The researchers found that children who experienced early warning signs that their asthma was going to flare up were more likely to have bacteria associated with disease – including Staphylococcus, Streptococcus and Moraxella bacterial groups — living in their upper airways. In contrast, airway microbes dominated by Corynebacterium and Dolosigranulum bacteria were associated with periods of good health, when asthma was well-controlled.

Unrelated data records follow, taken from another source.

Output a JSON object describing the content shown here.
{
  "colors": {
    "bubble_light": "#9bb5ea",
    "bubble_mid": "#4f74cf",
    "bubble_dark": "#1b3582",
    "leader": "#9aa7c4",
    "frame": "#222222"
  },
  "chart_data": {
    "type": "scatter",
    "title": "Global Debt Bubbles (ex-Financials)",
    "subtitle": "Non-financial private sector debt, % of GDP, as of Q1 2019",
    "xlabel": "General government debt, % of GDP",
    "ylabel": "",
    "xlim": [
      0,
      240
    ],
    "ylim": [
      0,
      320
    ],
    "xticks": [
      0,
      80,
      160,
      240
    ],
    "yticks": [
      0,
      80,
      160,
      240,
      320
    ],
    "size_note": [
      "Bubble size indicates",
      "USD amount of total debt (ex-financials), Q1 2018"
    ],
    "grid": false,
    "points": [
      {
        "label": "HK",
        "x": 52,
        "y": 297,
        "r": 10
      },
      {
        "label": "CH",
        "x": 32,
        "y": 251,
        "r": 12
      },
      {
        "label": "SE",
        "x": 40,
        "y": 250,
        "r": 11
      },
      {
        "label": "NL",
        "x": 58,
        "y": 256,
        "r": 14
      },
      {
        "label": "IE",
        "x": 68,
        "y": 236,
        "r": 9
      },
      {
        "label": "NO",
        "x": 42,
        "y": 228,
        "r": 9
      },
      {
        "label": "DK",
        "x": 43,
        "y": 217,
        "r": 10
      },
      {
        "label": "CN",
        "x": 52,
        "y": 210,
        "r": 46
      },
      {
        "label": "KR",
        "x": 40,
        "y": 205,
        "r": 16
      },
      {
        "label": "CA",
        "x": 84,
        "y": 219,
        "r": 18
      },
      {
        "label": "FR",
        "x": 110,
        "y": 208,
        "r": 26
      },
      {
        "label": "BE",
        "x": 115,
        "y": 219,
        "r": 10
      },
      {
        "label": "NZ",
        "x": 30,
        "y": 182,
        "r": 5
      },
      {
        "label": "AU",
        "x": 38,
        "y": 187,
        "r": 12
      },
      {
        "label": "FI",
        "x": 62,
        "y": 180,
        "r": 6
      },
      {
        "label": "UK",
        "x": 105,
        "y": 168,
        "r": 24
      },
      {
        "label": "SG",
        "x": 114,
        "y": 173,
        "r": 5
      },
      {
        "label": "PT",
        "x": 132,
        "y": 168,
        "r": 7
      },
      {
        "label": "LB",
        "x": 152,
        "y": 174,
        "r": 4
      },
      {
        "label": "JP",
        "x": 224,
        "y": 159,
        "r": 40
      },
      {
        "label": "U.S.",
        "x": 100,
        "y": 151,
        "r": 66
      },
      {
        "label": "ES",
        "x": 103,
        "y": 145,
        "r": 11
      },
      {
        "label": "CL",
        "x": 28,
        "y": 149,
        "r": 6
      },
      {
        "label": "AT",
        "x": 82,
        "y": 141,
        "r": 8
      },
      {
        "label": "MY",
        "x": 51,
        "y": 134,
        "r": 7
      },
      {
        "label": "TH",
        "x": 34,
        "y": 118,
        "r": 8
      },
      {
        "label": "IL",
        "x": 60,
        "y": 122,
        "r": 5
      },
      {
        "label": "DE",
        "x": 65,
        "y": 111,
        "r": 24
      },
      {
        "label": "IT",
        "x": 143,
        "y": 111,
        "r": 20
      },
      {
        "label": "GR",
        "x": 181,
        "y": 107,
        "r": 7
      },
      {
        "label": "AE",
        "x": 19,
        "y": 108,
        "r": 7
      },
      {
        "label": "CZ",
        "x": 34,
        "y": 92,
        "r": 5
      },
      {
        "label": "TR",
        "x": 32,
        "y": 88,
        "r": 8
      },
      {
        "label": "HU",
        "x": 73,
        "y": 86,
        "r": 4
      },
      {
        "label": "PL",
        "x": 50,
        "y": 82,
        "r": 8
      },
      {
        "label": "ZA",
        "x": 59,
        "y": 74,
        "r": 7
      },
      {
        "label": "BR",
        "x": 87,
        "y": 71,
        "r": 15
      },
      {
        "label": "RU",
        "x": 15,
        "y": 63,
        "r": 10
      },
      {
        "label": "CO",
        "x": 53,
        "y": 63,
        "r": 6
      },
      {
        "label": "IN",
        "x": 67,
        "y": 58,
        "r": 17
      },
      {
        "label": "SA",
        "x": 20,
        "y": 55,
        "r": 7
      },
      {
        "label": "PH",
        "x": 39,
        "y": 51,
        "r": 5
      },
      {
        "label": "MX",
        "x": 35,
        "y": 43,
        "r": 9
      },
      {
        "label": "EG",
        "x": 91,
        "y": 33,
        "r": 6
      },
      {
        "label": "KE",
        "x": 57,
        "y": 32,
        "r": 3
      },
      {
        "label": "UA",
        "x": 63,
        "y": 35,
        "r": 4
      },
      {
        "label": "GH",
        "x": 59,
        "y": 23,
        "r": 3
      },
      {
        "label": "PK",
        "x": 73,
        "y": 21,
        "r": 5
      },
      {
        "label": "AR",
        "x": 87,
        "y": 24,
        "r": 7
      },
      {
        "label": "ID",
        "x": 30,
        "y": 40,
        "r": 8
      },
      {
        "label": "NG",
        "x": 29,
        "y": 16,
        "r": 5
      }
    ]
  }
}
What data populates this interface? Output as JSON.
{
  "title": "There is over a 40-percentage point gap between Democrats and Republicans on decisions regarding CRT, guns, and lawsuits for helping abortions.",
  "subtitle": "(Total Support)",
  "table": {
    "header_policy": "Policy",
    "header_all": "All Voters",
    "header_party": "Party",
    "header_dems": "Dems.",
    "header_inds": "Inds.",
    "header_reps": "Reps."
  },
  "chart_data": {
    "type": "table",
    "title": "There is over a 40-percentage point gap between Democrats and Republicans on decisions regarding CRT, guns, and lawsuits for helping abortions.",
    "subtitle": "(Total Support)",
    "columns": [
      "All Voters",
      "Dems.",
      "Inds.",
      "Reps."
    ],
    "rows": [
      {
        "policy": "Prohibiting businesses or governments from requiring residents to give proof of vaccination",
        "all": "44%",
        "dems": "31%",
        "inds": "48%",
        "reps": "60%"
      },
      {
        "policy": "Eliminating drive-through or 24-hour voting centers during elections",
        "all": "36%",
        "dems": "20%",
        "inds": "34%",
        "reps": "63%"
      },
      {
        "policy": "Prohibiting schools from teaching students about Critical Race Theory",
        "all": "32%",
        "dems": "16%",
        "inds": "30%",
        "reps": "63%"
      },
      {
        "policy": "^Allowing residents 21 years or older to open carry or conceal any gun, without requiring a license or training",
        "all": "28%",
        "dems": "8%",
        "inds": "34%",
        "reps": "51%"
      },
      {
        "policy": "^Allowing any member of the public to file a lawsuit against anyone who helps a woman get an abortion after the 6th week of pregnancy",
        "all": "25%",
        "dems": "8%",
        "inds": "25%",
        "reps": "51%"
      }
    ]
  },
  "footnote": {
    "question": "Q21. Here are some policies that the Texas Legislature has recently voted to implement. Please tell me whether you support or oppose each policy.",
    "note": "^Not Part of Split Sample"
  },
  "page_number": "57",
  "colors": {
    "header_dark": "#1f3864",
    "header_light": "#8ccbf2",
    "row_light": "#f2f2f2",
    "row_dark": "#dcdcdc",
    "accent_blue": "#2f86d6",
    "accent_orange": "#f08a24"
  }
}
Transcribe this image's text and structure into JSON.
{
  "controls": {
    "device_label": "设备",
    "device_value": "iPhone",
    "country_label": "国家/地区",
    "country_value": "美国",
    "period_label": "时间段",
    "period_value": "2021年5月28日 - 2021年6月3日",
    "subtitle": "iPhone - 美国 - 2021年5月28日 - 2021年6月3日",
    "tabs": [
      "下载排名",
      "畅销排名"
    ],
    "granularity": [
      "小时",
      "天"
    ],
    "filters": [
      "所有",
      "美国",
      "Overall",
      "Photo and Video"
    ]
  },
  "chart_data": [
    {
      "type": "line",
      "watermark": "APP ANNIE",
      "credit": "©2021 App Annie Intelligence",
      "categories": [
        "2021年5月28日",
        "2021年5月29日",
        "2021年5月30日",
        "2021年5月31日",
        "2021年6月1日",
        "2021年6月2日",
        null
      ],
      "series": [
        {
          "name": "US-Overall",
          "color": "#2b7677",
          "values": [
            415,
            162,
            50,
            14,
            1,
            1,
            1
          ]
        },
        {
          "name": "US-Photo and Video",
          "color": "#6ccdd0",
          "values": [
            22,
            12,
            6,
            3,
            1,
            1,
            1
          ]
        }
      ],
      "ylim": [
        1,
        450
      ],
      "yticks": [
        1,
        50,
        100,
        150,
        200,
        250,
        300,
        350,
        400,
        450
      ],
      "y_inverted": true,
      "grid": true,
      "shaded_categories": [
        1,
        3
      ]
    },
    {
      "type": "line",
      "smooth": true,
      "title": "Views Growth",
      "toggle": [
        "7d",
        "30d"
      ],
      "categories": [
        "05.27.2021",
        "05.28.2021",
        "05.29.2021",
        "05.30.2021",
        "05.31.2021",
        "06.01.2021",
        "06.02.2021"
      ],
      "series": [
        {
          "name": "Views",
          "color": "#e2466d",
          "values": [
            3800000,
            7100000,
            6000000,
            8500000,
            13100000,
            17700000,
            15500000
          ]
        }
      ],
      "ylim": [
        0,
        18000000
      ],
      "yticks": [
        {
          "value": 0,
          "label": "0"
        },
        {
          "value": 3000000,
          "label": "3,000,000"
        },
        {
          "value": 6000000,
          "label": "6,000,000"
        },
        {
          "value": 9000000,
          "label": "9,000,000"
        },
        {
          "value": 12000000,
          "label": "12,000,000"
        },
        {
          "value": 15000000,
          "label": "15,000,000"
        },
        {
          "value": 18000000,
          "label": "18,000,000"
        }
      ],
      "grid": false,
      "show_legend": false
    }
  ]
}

Researchers also found that children whose airway microbial communities switched from being dominated by Corynebacterium and Dolosigranulum bacteria to being dominated by Moraxella bacteria were at the highest risk of worsening asthma symptoms compared with children whose microbial communities made any other kind of shift.

“Our data demonstrated a rapid change of the airway microbiome in the children who transitioned from respiratory health to disease,” said first author Zhou of UConn School of Medicine. “It is also intriguing to find that the microbiome changing pattern could play an important role in asthma exacerbation. We are planning future studies to explore this possibility.”

The upper airway microbiome study was conducted in conjunction with a clinical trial involving 214 children ages 5 to 11 with mild to moderate asthma. The trial — called Step Up Yellow Zone Inhaled Corticosteroids to Prevent Exacerbations (STICS) — was conducted as part of AsthmaNet, a national network of medical centers conducting asthma research funded by the National Heart, Lung, and Blood Institute (NHLBI) of the National Institutes of Health (NIH).

The clinical trial’s purpose was to determine whether quintupling the dose of an inhaled corticosteroid at the first signs of worsening asthma was better than keeping a low dose of the same medication. The trial found no benefit to the larger dose, and those results were published in The New England Journal of Medicine in 2018.

During that trial, the researchers also collected nasal mucus samples from the children to study their upper airway microbiomes. Samples were collected at the beginning of the trial, when all of the participants had controlled asthma, as well as at the first early signs that asthma control was slipping.

Based on these findings, Beigelman and Zhou said they plan to conduct laboratory studies with carefully controlled airway microbiomes to see if the researchers can uncover a causal role for bacteria in asthma severity. In addition, such experiments could allow them to test different interventions that might deliberately alter the upper airway bacteria in a way that could be protective.